Weidner J, Eigel A, Horst J, Köhnlein W
Institut für Strahlenbiologie, Westfälische Wilhelms-Universität, Münster, Germany.
Hum Mutat. 1994;4(1):55-6. doi: 10.1002/humu.1380040108.
This report describes a rapid convenient screening system with improved sensitivity to detect mutations in the cystic fibrosis transmembrane regulator (CFTR) gene based on nonisotopic SSCP analysis. Because conventional SSCP analysis is often hampered by poor yield of single-stranded DNA, we applied the well-established solid-phase technique in which streptavidin-coated magnetic beads are used to immobilize biotinylated polymerase chain reaction (PCR) products. High yield of single-stranded DNA can be eluted from the solid phase by denaturation and used for SSCP analysis.
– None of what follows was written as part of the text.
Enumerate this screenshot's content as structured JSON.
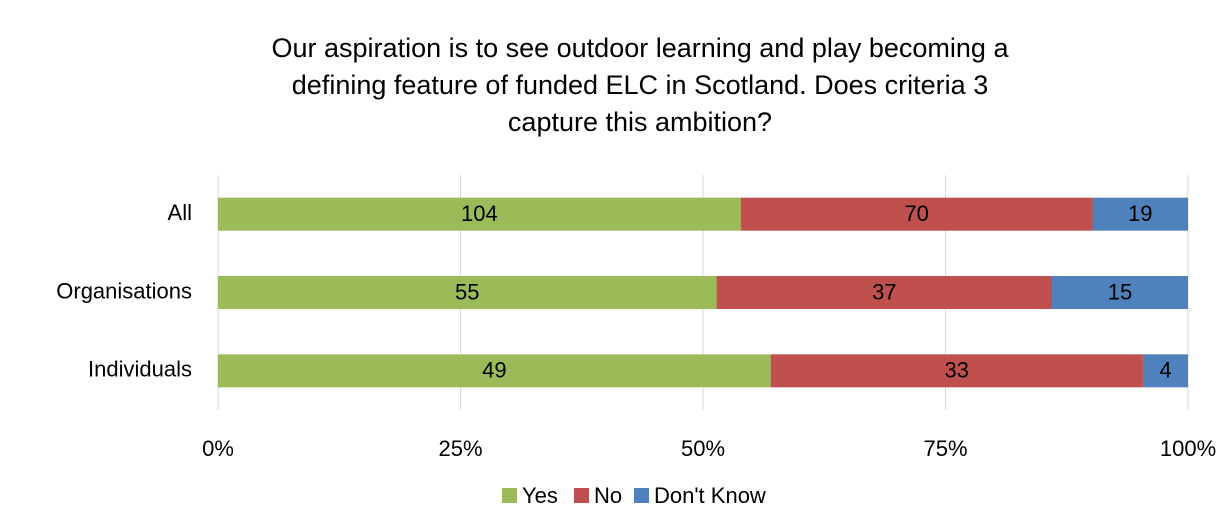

An additional advantage of this procedure is that the immobilized single strand is available without any further purification steps for solid-phase sequencing.
本报告描述了一种快速便捷的筛查系统,该系统基于非同位素单链构象多态性(SSCP)分析,对囊性纤维化跨膜传导调节因子(CFTR)基因中的突变检测具有更高的灵敏度。由于传统的SSCP分析常常受到单链DNA产量低的阻碍,我们应用了成熟的固相技术,其中使用链霉亲和素包被的磁珠来固定生物素化的聚合酶链反应(PCR)产物。通过变性可从固相中洗脱高产率的单链DNA,并用于SSCP分析。该方法的另一个优点是,固定的单链无需任何进一步的纯化步骤即可用于固相测序。